Why did God choose something so grotesque as a cross? In part, because that cross reveals His pain. In some way, He took upon Himself what we have deserved. And He also has identified with our pain.
Equally important, this cross is the path to our salvation, as He shed His blood to atone for our sins.
And finally, it is a model for us… to take up our own cross, the true path of personal growth.
Darlene brought us into worship with her meaningful rendition of The Holy City. Pastor Shannon followed with a Palm Sunday children’s message about the waving of the palms.
After a time of Scripture reading, choruses and prayers, Pastor took the pulpit to present God’s word.
“Before we can say ‘He did it’, we have to say ‘I did it.’ His death on a cross was required because of my sin.”

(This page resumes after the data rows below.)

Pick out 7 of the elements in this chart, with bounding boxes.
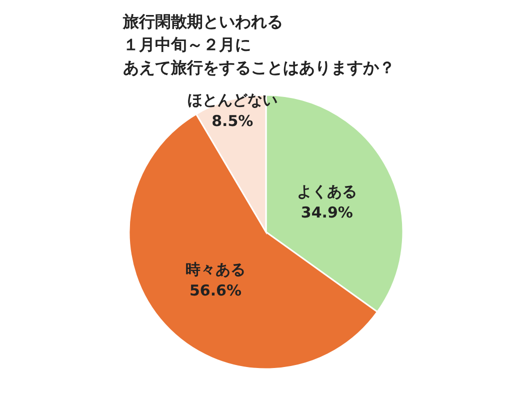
data-label: 34.9% bbox=[300, 204, 353, 222]
data-label: 8.5% bbox=[212, 112, 254, 130]
slice-label: ほとんどない bbox=[187, 91, 278, 110]
data-label: 56.6% bbox=[189, 281, 242, 300]
chart-title: 旅行閑散期といわれる１月中旬～２月にあえて旅行をすることはありますか？ bbox=[122, 12, 395, 77]
slice-label: よくある bbox=[296, 182, 357, 201]
slice-label: 時々ある bbox=[185, 260, 246, 278]
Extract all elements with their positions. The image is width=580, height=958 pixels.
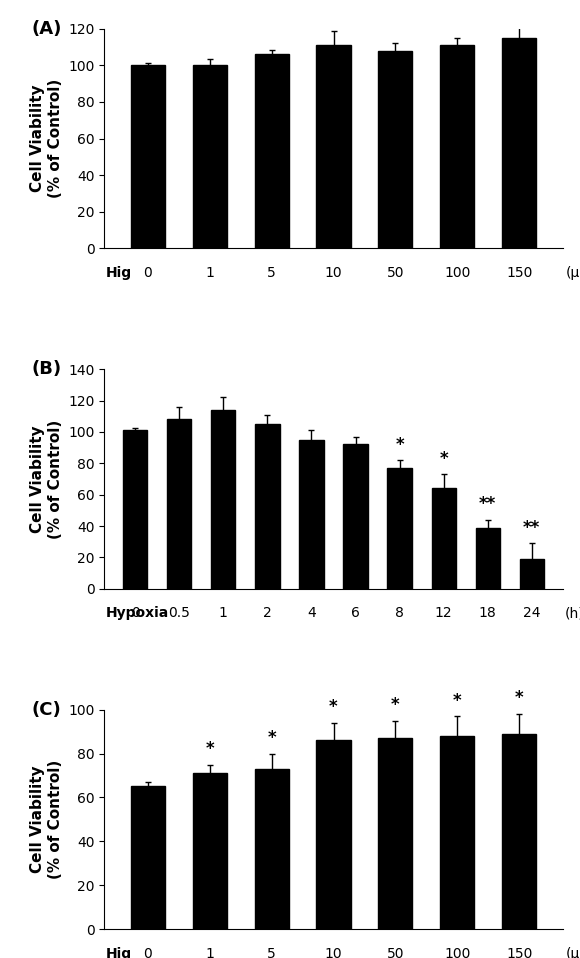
Text: 50: 50	[387, 947, 404, 958]
Text: 4: 4	[307, 606, 316, 621]
Bar	[193, 773, 227, 929]
Bar	[130, 65, 165, 248]
Text: 10: 10	[325, 947, 342, 958]
Bar	[387, 468, 412, 589]
Text: 8: 8	[395, 606, 404, 621]
Text: *: *	[453, 692, 462, 710]
Text: *: *	[439, 449, 448, 468]
Text: 1: 1	[205, 266, 214, 280]
Text: 18: 18	[479, 606, 496, 621]
Text: 0: 0	[143, 947, 152, 958]
Bar	[440, 45, 474, 248]
Bar	[476, 528, 500, 589]
Text: 12: 12	[435, 606, 452, 621]
Text: *: *	[329, 698, 338, 717]
Text: 5: 5	[267, 947, 276, 958]
Text: *: *	[396, 436, 404, 453]
Y-axis label: Cell Viability
(% of Control): Cell Viability (% of Control)	[30, 760, 63, 879]
Bar	[167, 420, 191, 589]
Y-axis label: Cell Viability
(% of Control): Cell Viability (% of Control)	[30, 79, 63, 198]
Bar	[502, 38, 536, 248]
Text: *: *	[515, 690, 524, 707]
Text: Hig: Hig	[106, 266, 132, 280]
Text: **: **	[523, 518, 541, 536]
Text: 1: 1	[205, 947, 214, 958]
Text: 24: 24	[523, 606, 541, 621]
Bar	[299, 440, 324, 589]
Text: **: **	[479, 495, 496, 513]
Text: (B): (B)	[31, 360, 61, 378]
Text: 100: 100	[444, 947, 470, 958]
Bar	[343, 445, 368, 589]
Text: *: *	[205, 740, 214, 758]
Text: 6: 6	[351, 606, 360, 621]
Text: Hypoxia: Hypoxia	[106, 606, 169, 621]
Bar	[123, 430, 147, 589]
Text: 150: 150	[506, 947, 532, 958]
Text: *: *	[391, 696, 400, 714]
Bar	[255, 769, 289, 929]
Bar	[211, 410, 235, 589]
Text: 10: 10	[325, 266, 342, 280]
Text: (C): (C)	[31, 701, 61, 718]
Bar	[440, 736, 474, 929]
Bar	[520, 559, 544, 589]
Text: 50: 50	[387, 266, 404, 280]
Text: 0: 0	[131, 606, 140, 621]
Text: (h): (h)	[565, 606, 580, 621]
Text: 150: 150	[506, 266, 532, 280]
Bar	[255, 55, 289, 248]
Bar	[130, 787, 165, 929]
Text: (μM): (μM)	[566, 266, 580, 280]
Text: 1: 1	[219, 606, 228, 621]
Bar	[378, 51, 412, 248]
Text: 0: 0	[143, 266, 152, 280]
Bar	[378, 739, 412, 929]
Text: 100: 100	[444, 266, 470, 280]
Text: (A): (A)	[31, 20, 61, 38]
Text: 5: 5	[267, 266, 276, 280]
Bar	[432, 489, 456, 589]
Bar	[317, 741, 350, 929]
Bar	[255, 424, 280, 589]
Text: (μM): (μM)	[566, 947, 580, 958]
Bar	[502, 734, 536, 929]
Bar	[317, 45, 350, 248]
Bar	[193, 65, 227, 248]
Text: Hig: Hig	[106, 947, 132, 958]
Text: 0.5: 0.5	[168, 606, 190, 621]
Text: 2: 2	[263, 606, 272, 621]
Y-axis label: Cell Viability
(% of Control): Cell Viability (% of Control)	[30, 420, 63, 538]
Text: *: *	[267, 729, 276, 747]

The passage today’s sermon was drawn from is found in Luke 19:28-44.
2000 years ago, this Holy Week began in a remarkable way, with great anticipation. Who knew then that it would end in a tomb?
It is believed that 2.5 million people gathered in Jerusalem for the Passover. On this particular week, an “old story” was swallowed up in a “new story.” At the Last Supper, Jesus essentially laid it out. “Accept it now that I am the Passover Lamb of old. I am the New Story.”
The passage begins with Jesus riding into Jersualem on a donkey as the crowds went berserk, waving palms and shouting, “Blessed is He who comes in the name of the Lord.”
The reality behind the scenes is that the disciples, despite spending three years with the Lord, were still failing to understand the significance of what was about to happen. Mark 14:12 shows that His closest followers were still self-absorbed.
These were the key leaders whom He had trained, having told them all they needed to know, upon whose shoulders the future of the church would rest, and they still didn’t understand.
Jesus knew what awaited Him, an excruciating experience, beyond torture, for He would be bearing away all the sins of the world. He knew, too, that for a time, in death, He would be separated from the Father.
But Jesus did not lecture them or get upset with the pettiness, their failure to understand the significance of the events unfolding all around them. He humbly gave instructions.
All too often, we are also like those disciples, moving too fast and missing what is important. This week, as we get caught up in Easter, we need to take time and make time for our Lord. Easter is more than chocolate bunnies and Easter baskets, or springtime and new life.
During this first Holy Week, the disciples were distracted, too. Jesus invited them to be with Him. Even though we have other things on our minds, He has us on His mind.
Today…. prepare. This week, do not let unimportant things distract you from the important things. Each day, find a quiet place and time. Read passages from the last chapters of Luke. He has gone to the cross for us, and has risen for us… for our salvation.
God is inviting distracted people to meet Him.